Visit the Project Website

Abstract

Setting

The DICE system will be developed and validated in U.S. middle grades classrooms across a variety of U.S. geographic areas and urbanicities.

Sample

Across five different studies and data collection activities, the DICE project will engage over 5000 6th to 8th-grade students (the majority of whom will participate in large-scale administrations of the DICE to pilot and calibrate its items) and over 60 educators teaching grades 6–8.

Assessment

The DICE will assess five student misconceptions related to understandings of probability and chance. These are:

  1. The Conjunction Fallacy (the misconception that probabilities give the proportion of outcomes that will occur)
  2. The Outcome Approach (the misconception that later random events compensate for earlier ones)
  3. Availability Bias (the misconception that more trials increase the probability of certain outcomes)
  4. Representative Bias (the misconception that every sample of a population must be representative of that population)
  5. Equiprobability Bias (the misconception that all outcomes are equally likely)

To assess these misconceptions, the DICE will use selected response test questions with response options that specifically target or reflect certain misconceptions. Teacher feedback reports will produce student profiles reflecting the probability that individual students reason using each of the five misconceptions.

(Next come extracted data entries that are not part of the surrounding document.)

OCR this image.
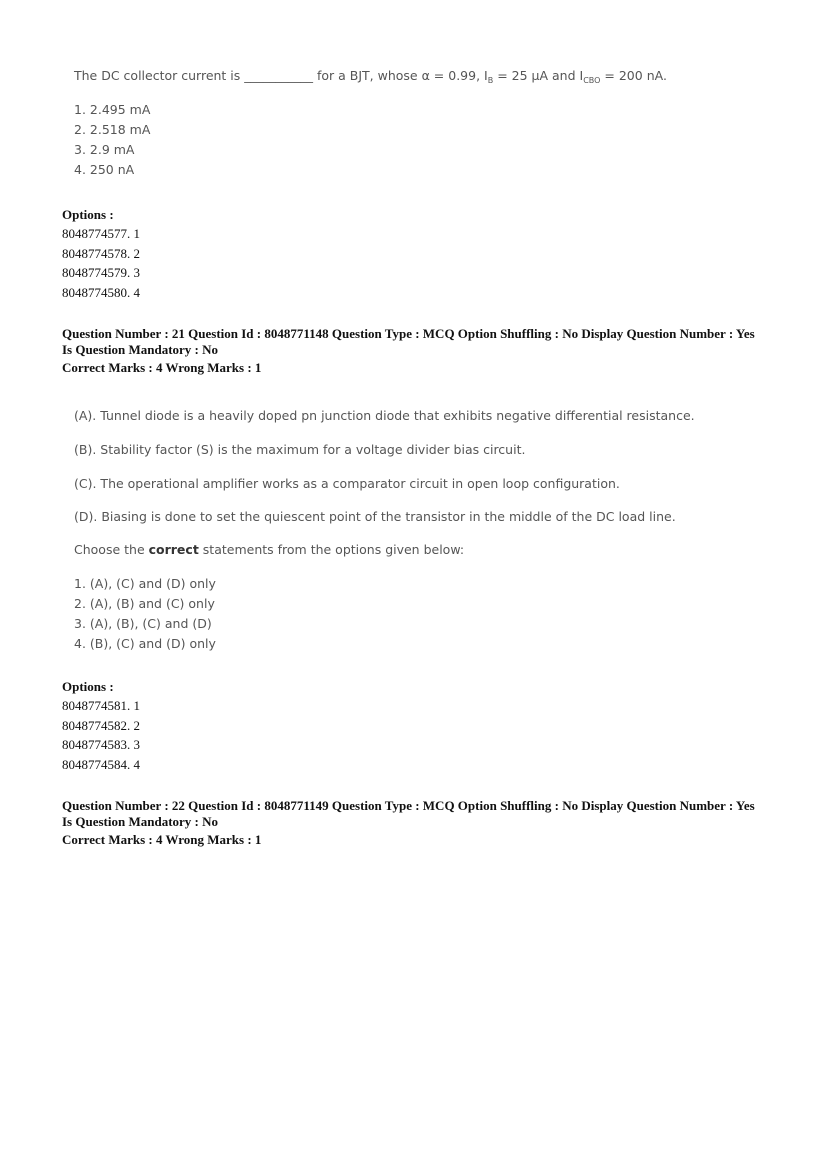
The DC collector current is ___________ for a BJT, whose α = 0.99, $I_B = 25$ μA and $I_{CBO} = 200$ nA.
1. 2.495 mA
2. 2.518 mA
3. 2.9 mA
4. 250 nA
Options :
8048774577. 1
8048774578. 2
8048774579. 3
8048774580. 4
Question Number : 21 Question Id : 8048771148 Question Type : MCQ Option Shuffling : No Display Question Number : Yes
Is Question Mandatory : No
Correct Marks : 4 Wrong Marks : 1
(A). Tunnel diode is a heavily doped pn junction diode that exhibits negative differential resistance.
(B). Stability factor (S) is the maximum for a voltage divider bias circuit.
(C). The operational amplifier works as a comparator circuit in open loop configuration.
(D). Biasing is done to set the quiescent point of the transistor in the middle of the DC load line.
Choose the correct statements from the options given below:
1. (A), (C) and (D) only
2. (A), (B) and (C) only
3. (A), (B), (C) and (D)
4. (B), (C) and (D) only
Options :
8048774581. 1
8048774582. 2
8048774583. 3
8048774584. 4
Question Number : 22 Question Id : 8048771149 Question Type : MCQ Option Shuffling : No Display Question Number : Yes
Is Question Mandatory : No
Correct Marks : 4 Wrong Marks : 1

Research Design and Methods

Developing and validating the DICE will involve several studies and data collection activities. During the first year, the research team will develop approximately 75 assessment items, which will vary in their exact format and in which specific misconceptions they target. Once the items are developed the team will collect expert reviews from advisors and expert teachers, to both improve the items, and provide test content validity evidence. The team will also conduct in-depth cognitive labs (48 students) and innovative laboratory studies including eye-tracking and affective state detection (50 students), both to improve the items and to collect response process validity evidence. Once the items have been reviewed and revised, the team will conduct large-scale administrations of the DICE items in years 2 and 3 (2500 students each) to assess the items’ psychometric properties and provide internal validity evidence for the overall assessment. In years 2 and 3, the team will also conduct focus groups with approximately 50 practitioners who will assist in creating, critiquing, and revising the DICE feedback reports and interpretive guides. Finally, in years 3 and 4, the researchers will conduct two experimental studies (involving 12 teachers and 60 students) to collect external validity evidence to support claims that misconception diagnoses from the DICE are meaningful, coincide with expert diagnoses, and are sensitive to development and changes in probabilistic reasoning.

Control Condition

Due to the nature of this project, there is no control group.

Key Measures

The DICE itself is the primary measure used in this study. Other metrics include researcher-developed methods for analyzing eye-tracking data and identifying students’ affective states during cognitive labs, and for diagnosing misconceptions during the experimental studies in the final years of the project.

Data Analytic Strategy

Across their various studies and activities, the researchers will analyze results using a variety of methods, including qualitative and quantitative analyses, psychometric modeling with the Scaling Individuals and Classifying Misconceptions (SICM) model, and machine learning.